Beyond the Endless Frontier
The National Science Foundation’s Directorate of Technology, Innovation, and Partnerships (NSF-TIP) recently issued a request for information on a new “Tech Labs” program. From the RFI:
“Tech Labs will support full-time research, development and innovation (RDI) teams focused on overcoming persistent barriers to the commercialization of emerging technologies. These teams will benefit from operational autonomy, milestone-based funding and the ability to engage across academia, industry, national laboratories, and nonprofit sectors.”

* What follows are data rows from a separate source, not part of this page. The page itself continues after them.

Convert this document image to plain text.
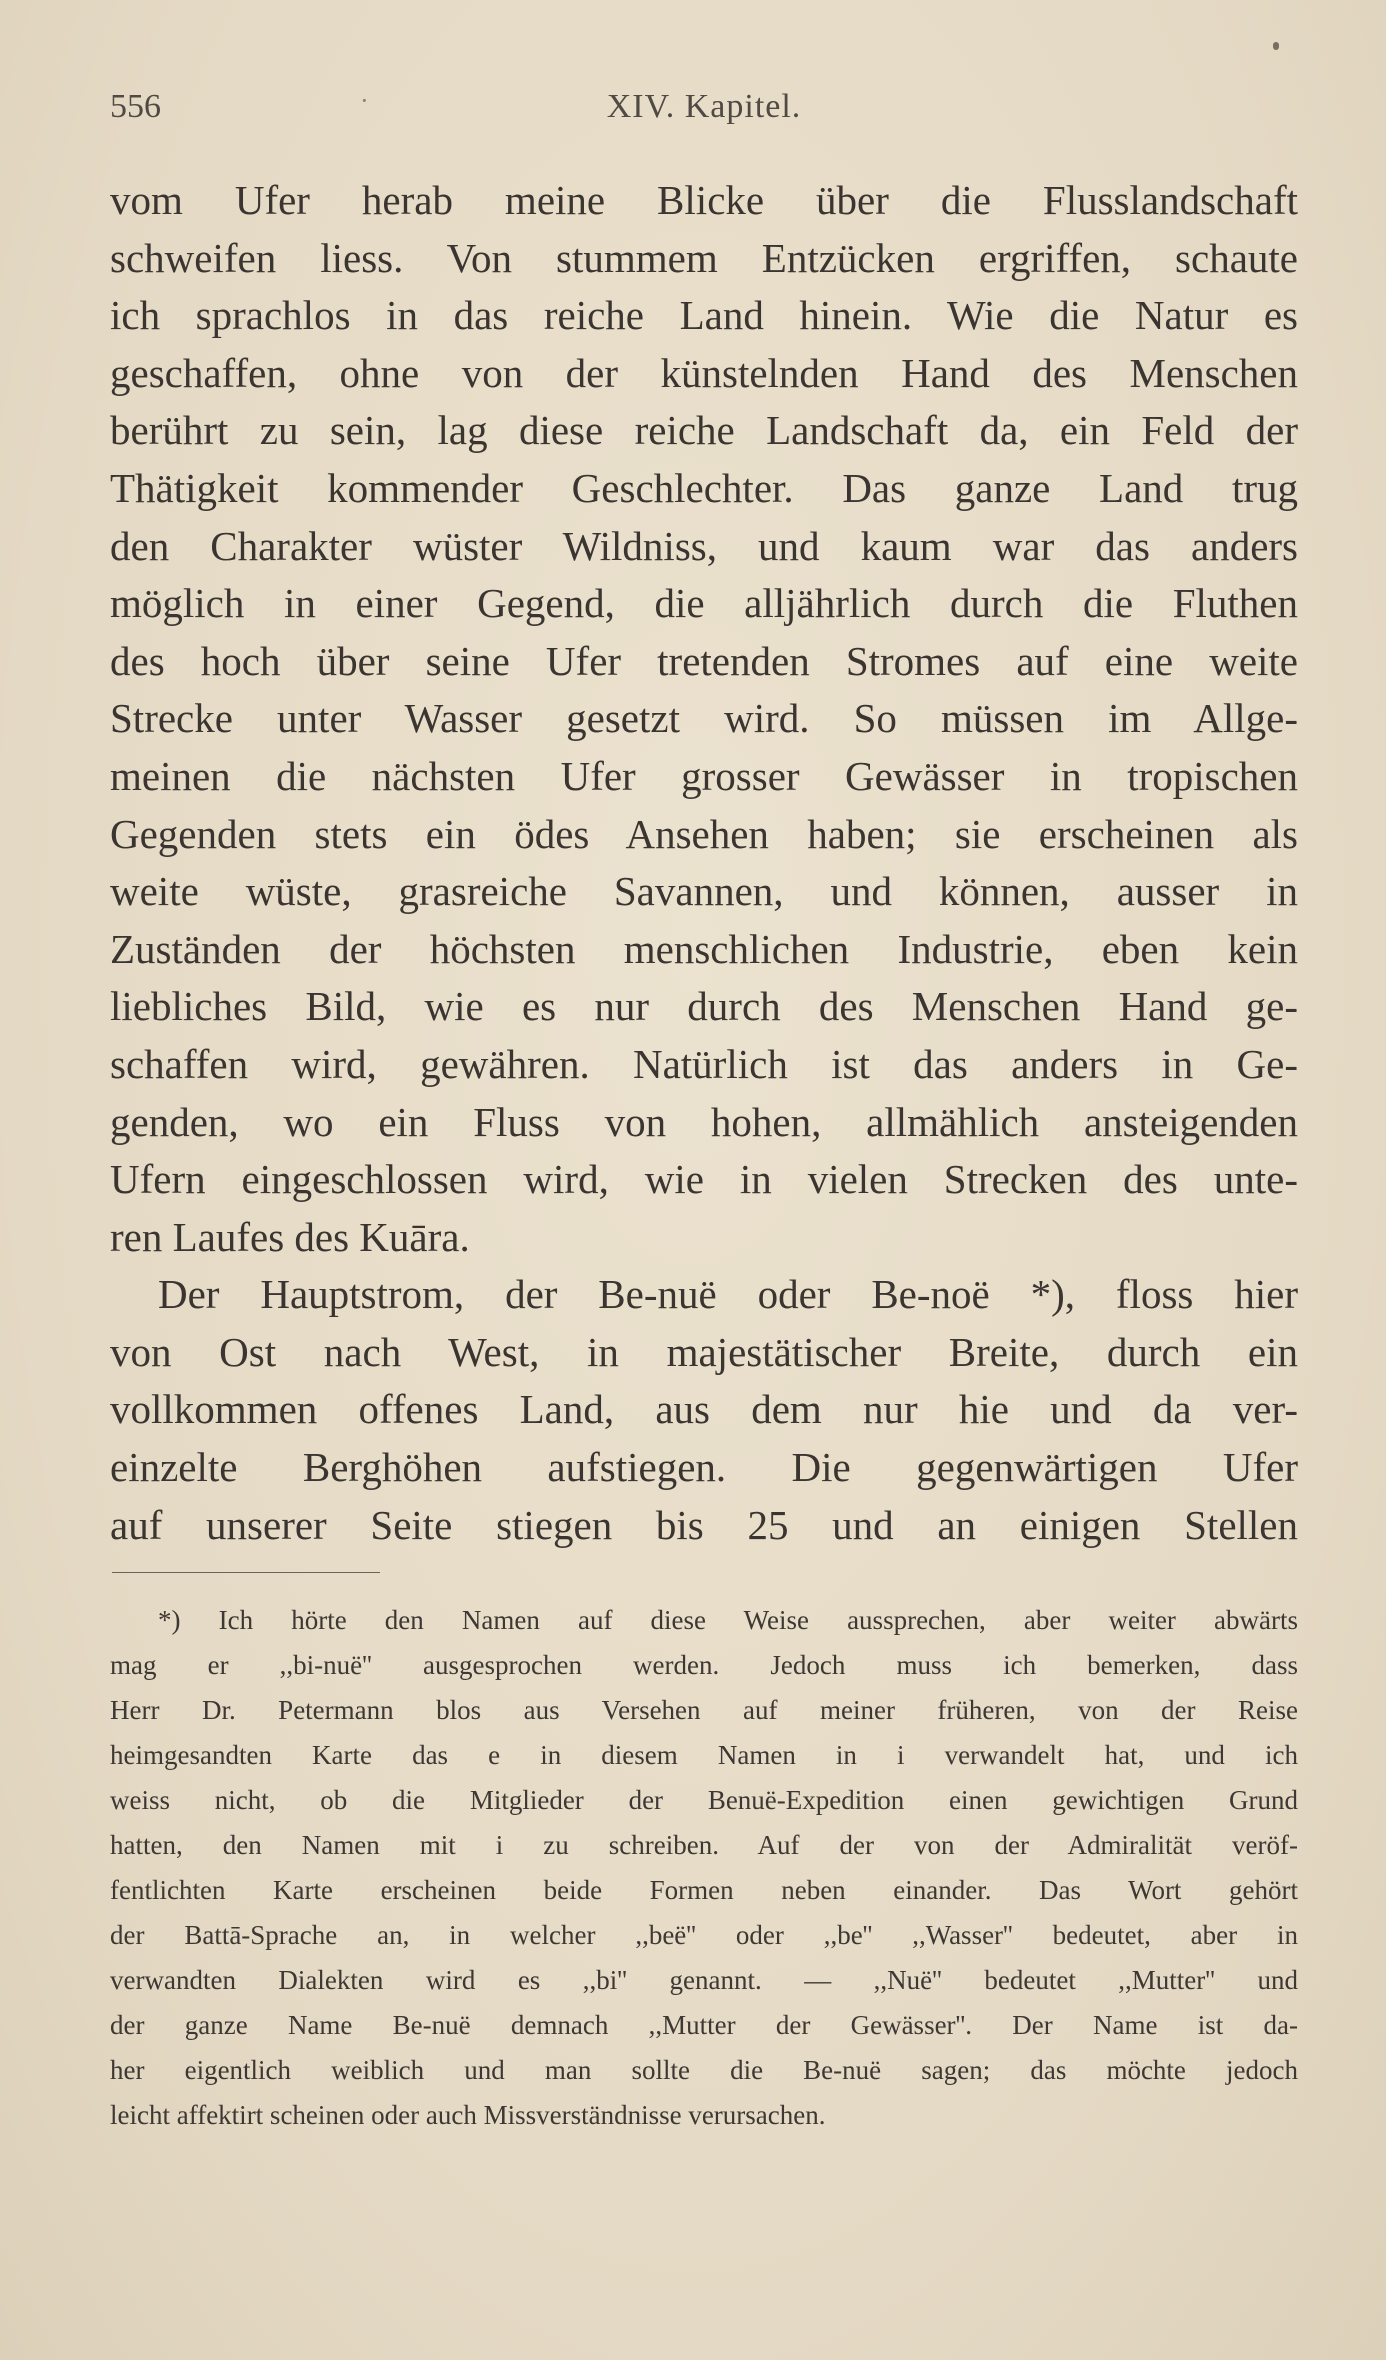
556	·	XIV. Kapitel.
vom Ufer herab meine Blicke über die Flusslandschaft
schweifen liess. Von stummem Entzücken ergriffen, schaute
ich sprachlos in das reiche Land hinein. Wie die Natur es
geschaffen, ohne von der künstelnden Hand des Menschen
berührt zu sein, lag diese reiche Landschaft da, ein Feld der
Thätigkeit kommender Geschlechter. Das ganze Land trug
den Charakter wüster Wildniss, und kaum war das anders
möglich in einer Gegend, die alljährlich durch die Fluthen
des hoch über seine Ufer tretenden Stromes auf eine weite
Strecke unter Wasser gesetzt wird. So müssen im Allge-
meinen die nächsten Ufer grosser Gewässer in tropischen
Gegenden stets ein ödes Ansehen haben; sie erscheinen als
weite wüste, grasreiche Savannen, und können, ausser in
Zuständen der höchsten menschlichen Industrie, eben kein
liebliches Bild, wie es nur durch des Menschen Hand ge-
schaffen wird, gewähren. Natürlich ist das anders in Ge-
genden, wo ein Fluss von hohen, allmählich ansteigenden
Ufern eingeschlossen wird, wie in vielen Strecken des unte-
ren Laufes des Kuāra.
Der Hauptstrom, der Be-nuë oder Be-noë *), floss hier
von Ost nach West, in majestätischer Breite, durch ein
vollkommen offenes Land, aus dem nur hie und da ver-
einzelte Berghöhen aufstiegen. Die gegenwärtigen Ufer
auf unserer Seite stiegen bis 25 und an einigen Stellen
*) Ich hörte den Namen auf diese Weise aussprechen, aber weiter abwärts
mag er ,,bi-nuë'' ausgesprochen werden. Jedoch muss ich bemerken, dass
Herr Dr. Petermann blos aus Versehen auf meiner früheren, von der Reise
heimgesandten Karte das e in diesem Namen in i verwandelt hat, und ich
weiss nicht, ob die Mitglieder der Benuë-Expedition einen gewichtigen Grund
hatten, den Namen mit i zu schreiben. Auf der von der Admiralität veröf-
fentlichten Karte erscheinen beide Formen neben einander. Das Wort gehört
der Battā-Sprache an, in welcher ,,beë'' oder ,,be'' ,,Wasser'' bedeutet, aber in
verwandten Dialekten wird es ,,bi'' genannt. — ,,Nuë'' bedeutet ,,Mutter'' und
der ganze Name Be-nuë demnach ,,Mutter der Gewässer''. Der Name ist da-
her eigentlich weiblich und man sollte die Be-nuë sagen; das möchte jedoch
leicht affektirt scheinen oder auch Missverständnisse verursachen.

Getting this program right is critical for the future of ambitious research in the US. If it’s successful, other agencies will hopefully copy and riff on it. Like so many new approaches to research funding and management, Tech Labs could go one of two ways: it can unlock a whole world of ideas that wouldn’t have seen the light of day, or it can experience mean reversion and capture by incumbent institutions.
We submitted the following response:
Which types of teams and organizations should be considered eligible to apply for the NSF Tech Labs program? What restrictions on team eligibility should be in place to maximize speed and ensure novel impact?
First, let’s enumerate the thing that would blunt tech labs speed and novel impact:
Employees, especially leadership, who are simultaneously employed at other organizations after
phase 0. This is especially true for professors and grad students. A fuzzier line is a situation where the leadership has some explicit agreement that they have a job waiting for them when the tech lab ends, like a professor on leave. This latter situation is also hard to enforce. One common important-to-avoid problem is the professor who is officially on leave, but in practice is still supervising a lab’s worth of grad students “on the side”
If the tech labs org was a subsidiary of a large organization that has the ability to dictate things like research priorities, how money is spent, and how IP is assigned.
If the people in the tech lab were spending a lot of their time doing outside fundraising and mixing a lot of money that has different requirements. This is another tricky one: there are definitely ways to leverage private funding, but seeking it out and aligning it all in the same direction is a huge distraction (especially during the tech labs period).
If the lab did not own its core IP (ie. it was licensing it from a university or company.)